Sometimes the frame is all uncovered and allows you to look through, with the spool, covered by the band, reaching its maximum expansion. In the other state, the frame transforms to a closed wall, covered with a random pattern of mirroring band. Winding and rewinding the spool/frame will each take around 3 min.

The units are placed in the same distance from each other. Because of the rotation of the walls and their changing extension, you have to find the right moment to find a passage between, sometimes your way is even blocked. Also, when the walls become bigger and thicker while they rotate, the passages between them become narrower. So with his possible or impossible movements the visitor will become a part of the installation
With the mirror coverings the walls also reflect the room and the visitors around. But the mirror band winds around the frame in an irregular pattern. It does not reflect like a normal mirror, and instead deforms and fragments its surroundings. Someone standing in front of the object can see his own figure only in an alienated way. These irregular visual effects contrast with the mirror frame’s regularly spinning movement. In this configuration the visitors can recognize not only the wall spinning process but also the waiting moment itself.

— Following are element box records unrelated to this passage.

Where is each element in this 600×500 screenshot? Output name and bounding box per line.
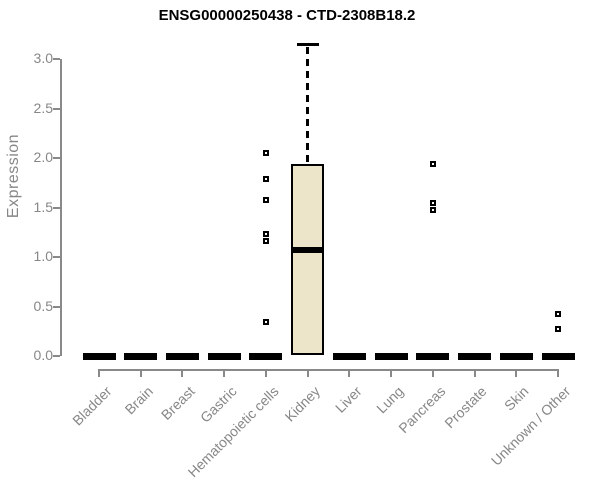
boxplot-collapsed-box [249, 352, 283, 360]
y-axis-tick-label: 1.0 [33, 248, 53, 264]
boxplot-whisker-cap [296, 42, 319, 46]
y-axis-tick [53, 256, 60, 258]
y-axis-tick [53, 355, 60, 357]
boxplot-collapsed-box [82, 352, 116, 360]
x-axis-tick [473, 369, 476, 377]
boxplot-collapsed-box [124, 352, 158, 360]
boxplot-collapsed-box [416, 352, 450, 360]
outlier-point [262, 196, 269, 203]
x-axis-tick-label: Bladder [68, 383, 115, 429]
x-axis-tick [181, 369, 184, 377]
boxplot-collapsed-box [165, 352, 199, 360]
y-axis-tick-label: 1.5 [33, 198, 53, 215]
x-axis-tick-label: Skin [501, 383, 532, 414]
outlier-point [555, 311, 561, 318]
outlier-point [429, 160, 436, 167]
x-axis-line [98, 369, 559, 371]
outlier-point [262, 175, 269, 182]
x-axis-tick [515, 369, 518, 377]
outlier-point [429, 207, 436, 214]
x-axis-tick-label: Lung [373, 383, 407, 417]
y-axis-line [60, 59, 62, 356]
x-axis-tick [139, 369, 142, 377]
x-axis-tick [557, 369, 559, 377]
y-axis-tick [53, 305, 60, 308]
x-axis-tick [431, 369, 434, 377]
x-axis-tick-label: Breast [157, 383, 198, 423]
boxplot-median [293, 247, 323, 254]
y-axis-tick [53, 58, 60, 60]
boxplot-collapsed-box [458, 352, 492, 360]
boxplot-collapsed-box [499, 352, 533, 360]
x-axis-tick [98, 369, 100, 377]
x-axis-tick [348, 369, 351, 377]
outlier-point [262, 319, 269, 326]
y-axis-tick [53, 107, 60, 110]
boxplot-box [291, 163, 325, 355]
boxplot-upper-whisker [306, 47, 310, 164]
y-axis-tick [53, 206, 60, 209]
y-axis-tick-label: 0.5 [33, 297, 53, 314]
x-axis-tick-label: Unknown / Other [487, 383, 574, 469]
outlier-point [555, 326, 561, 333]
boxplot-collapsed-box [374, 352, 408, 360]
x-axis-tick-label: Liver [331, 383, 365, 416]
boxplot-collapsed-box [541, 352, 575, 360]
x-axis-tick [264, 369, 267, 377]
x-axis-tick-label: Prostate [441, 383, 490, 432]
x-axis-tick [390, 369, 393, 377]
x-axis-tick-label: Brain [121, 383, 157, 418]
y-axis-tick-label: 2.0 [33, 149, 53, 165]
y-axis-tick [53, 157, 60, 159]
y-axis-tick-label: 3.0 [33, 50, 53, 66]
y-axis-tick-label: 0.0 [33, 347, 53, 363]
outlier-point [262, 150, 269, 157]
x-axis-tick [306, 369, 309, 377]
x-axis-tick-label: Kidney [281, 383, 323, 425]
outlier-point [429, 199, 436, 206]
x-axis-tick [223, 369, 226, 377]
boxplot-collapsed-box [332, 352, 366, 360]
outlier-point [262, 238, 269, 245]
boxplot-collapsed-box [207, 352, 241, 360]
outlier-point [262, 231, 269, 238]
y-axis-tick-label: 2.5 [33, 99, 53, 116]
chart-title: ENSG00000250438 - CTD-2308B18.2 [158, 7, 416, 24]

The rotating and changing mirrors of the installation have another effect: it can easily adapt to different environments and is even designed to interact with various spaces and surroundings. It can be placed both inside and outside, reflecting and interfering with our daily lives. The immediate environment becomes part of it. Even if you choose to put it in an inside room, it may reflect the outside from the window. Wandering through the installation, the division between inside and outside gets blurred.

The installation draws the visitor into another “time space”. It resorbs elements of the outer space with its standardized, linear time regime and transfers them into a repetitive yet constantly changing process, replacing our normal perception of time by a circular, ever changing movement without beginning and ending.